The current economic expansion is now the second longest on record. That allows for a comparison with the economic expansion that began in March 1991. Today’s economy is moderately, but not radically different from that of the 1991-2001 expansion. So, how do the numbers stack up when each expansion stood at 106 months?
March 1991-March 2001 Expansion:
• Unemployment rate (U-3): 4.0%; 12-month average: 4.2%
• Unemployment + Marginally Attached Workers + Employed Part-time for Economic Reasons (U-6): 7.1%; 12-month average: 7.4%
• Adjusted Unemployment Rate to include people outside the labor force who want jobs: 6.8%
• Unemployment rate (U-3): 3.9%; 12-month average: 4.2%
• Unemployment + Marginally Attached Workers + Employed Part-time for Economic Reasons (U-6): 7.8%; 12-month average: 8.2%
• Adjusted Unemployment Rate to include people outside the labor force who want jobs: 6.9%
There is one notable difference in outcomes: the nation’s annual fiscal balance. During the earlier economic expansion, the nation’s fiscal balance registered a positive swing of 6.7% of GDP. The nation’s budget deficit started at $269.2 billion or 4.4% of GDP. In fiscal year 2000, that deficit had disappeared completely. The nation had a surplus of $236.2 billion or 2.3% of GDP.
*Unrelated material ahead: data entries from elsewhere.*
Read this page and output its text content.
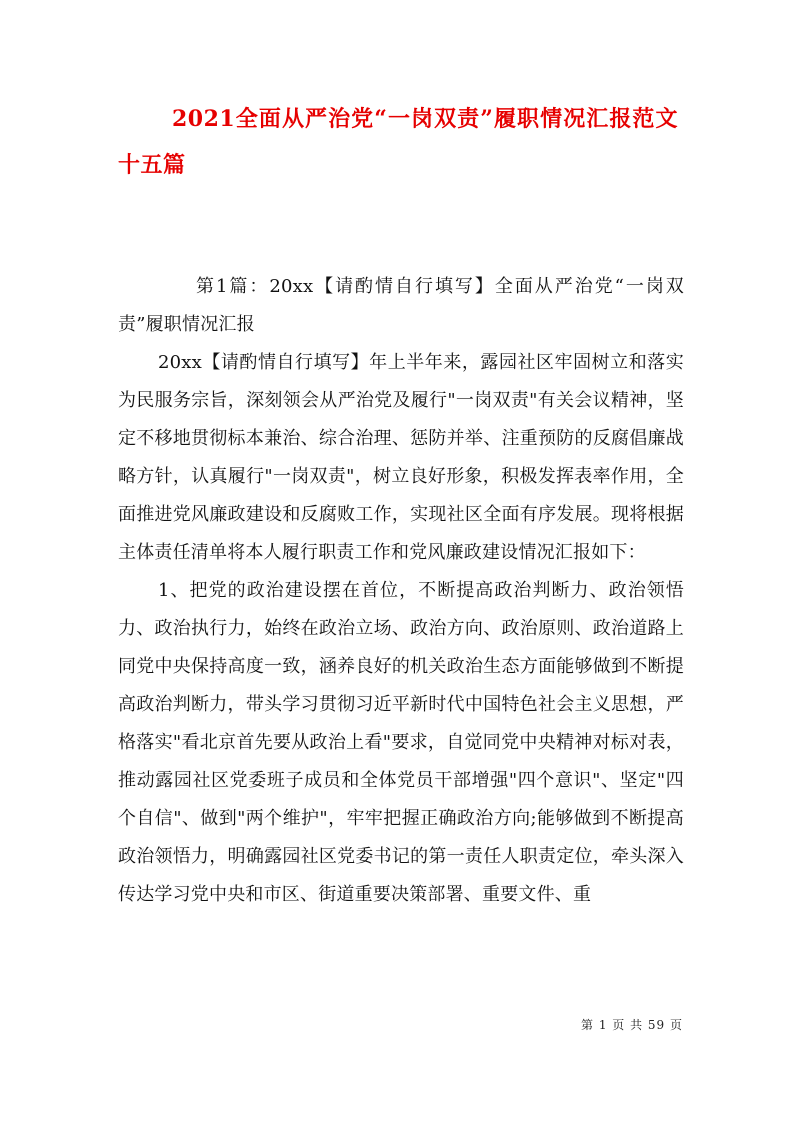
2021全面从严治党“一岗双责”履职情况汇报范文十五篇

第1篇：20xx【请酌情自行填写】全面从严治党“一岗双责”履职情况汇报

20xx【请酌情自行填写】年上半年来，露园社区牢固树立和落实为民服务宗旨，深刻领会从严治党及履行"一岗双责"有关会议精神，坚定不移地贯彻标本兼治、综合治理、惩防并举、注重预防的反腐倡廉战略方针，认真履行"一岗双责"，树立良好形象，积极发挥表率作用，全面推进党风廉政建设和反腐败工作，实现社区全面有序发展。现将根据主体责任清单将本人履行职责工作和党风廉政建设情况汇报如下：

1、把党的政治建设摆在首位，不断提高政治判断力、政治领悟力、政治执行力，始终在政治立场、政治方向、政治原则、政治道路上同党中央保持高度一致，涵养良好的机关政治生态方面能够做到不断提高政治判断力，带头学习贯彻习近平新时代中国特色社会主义思想，严格落实"看北京首先要从政治上看"要求，自觉同党中央精神对标对表，推动露园社区党委班子成员和全体党员干部增强"四个意识"、坚定"四个自信"、做到"两个维护"，牢牢把握正确政治方向;能够做到不断提高政治领悟力，明确露园社区党委书记的第一责任人职责定位，牵头深入传达学习党中央和市区、街道重要决策部署、重要文件、重

第 1 页 共 59 页
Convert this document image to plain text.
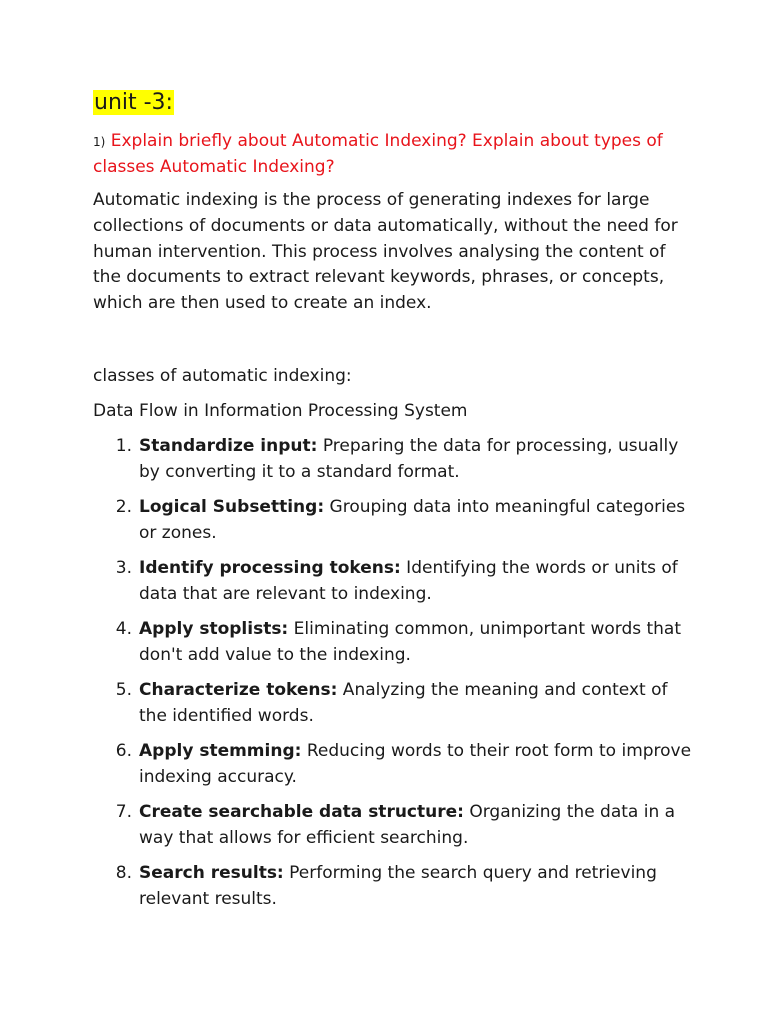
unit -3:
1) Explain briefly about Automatic Indexing? Explain about types of classes Automatic Indexing?
Automatic indexing is the process of generating indexes for large collections of documents or data automatically, without the need for human intervention. This process involves analysing the content of the documents to extract relevant keywords, phrases, or concepts, which are then used to create an index.
classes of automatic indexing:
Data Flow in Information Processing System
1. Standardize input: Preparing the data for processing, usually by converting it to a standard format.
2. Logical Subsetting: Grouping data into meaningful categories or zones.
3. Identify processing tokens: Identifying the words or units of data that are relevant to indexing.
4. Apply stoplists: Eliminating common, unimportant words that don't add value to the indexing.
5. Characterize tokens: Analyzing the meaning and context of the identified words.
6. Apply stemming: Reducing words to their root form to improve indexing accuracy.
7. Create searchable data structure: Organizing the data in a way that allows for efficient searching.
8. Search results: Performing the search query and retrieving relevant results.
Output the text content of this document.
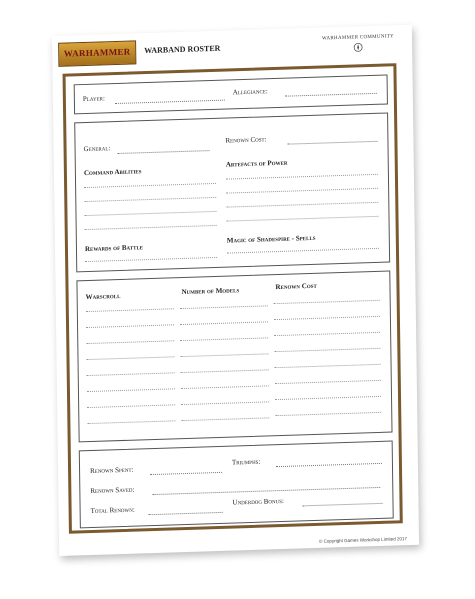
WARHAMMER	WARBAND ROSTER
WARHAMMER COMMUNITY
Player:
Allegiance:
General:
Renown Cost:
Command Abilities
Artefacts of Power
Rewards of Battle
Magic of Shadespire - Spells
Warscroll
Number of Models	Renown Cost
Renown Spent:
Triumphs:
Renown Saved:
Total Renown:
Underdog Bonus:
© Copyright Games Workshop Limited 2017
When the most recent recession ended, the nation had a budget deficit of $1.413 trillion or 9.8% of GDP. The Congressional Budget Office (CBO) projects a budget deficit of $804 billion (4.2% of GDP) for the current fiscal year, implying a positive swing of 5.6% of GDP since the end of the Great Recession.
However, while the budget surplus was peaking at this point during the prior economic expansion, the budget deficit bottomed out a few years earlier during fiscal year 2015. This reversal suggests that structural dynamics are beginning to supplant cyclical ones as the dominant factor influencing yearly fiscal deficits. This development has long been predicted by the IMF and CBO based on a combination of the demographic change underway in the United States, the U.S. tax code, and its mandatory spending obligations.
Back to the central issue, perhaps France’s last Queen, Marie Antoinette, had it right when she observed, “There is nothing new except what has been forgotten.” The data show that the economy was “here” before—in January 2000—with strikingly similar employment outcomes.
This similarity of outcomes argues that the current labor market strength may be more a tale of markets than Presidents, politicians, or politics. That won’t stop the President or politicians from claiming credit with the approach of the mid-term elections. The politicians seeking most or all of the credit are counting on the prospect that the past has been forgotten.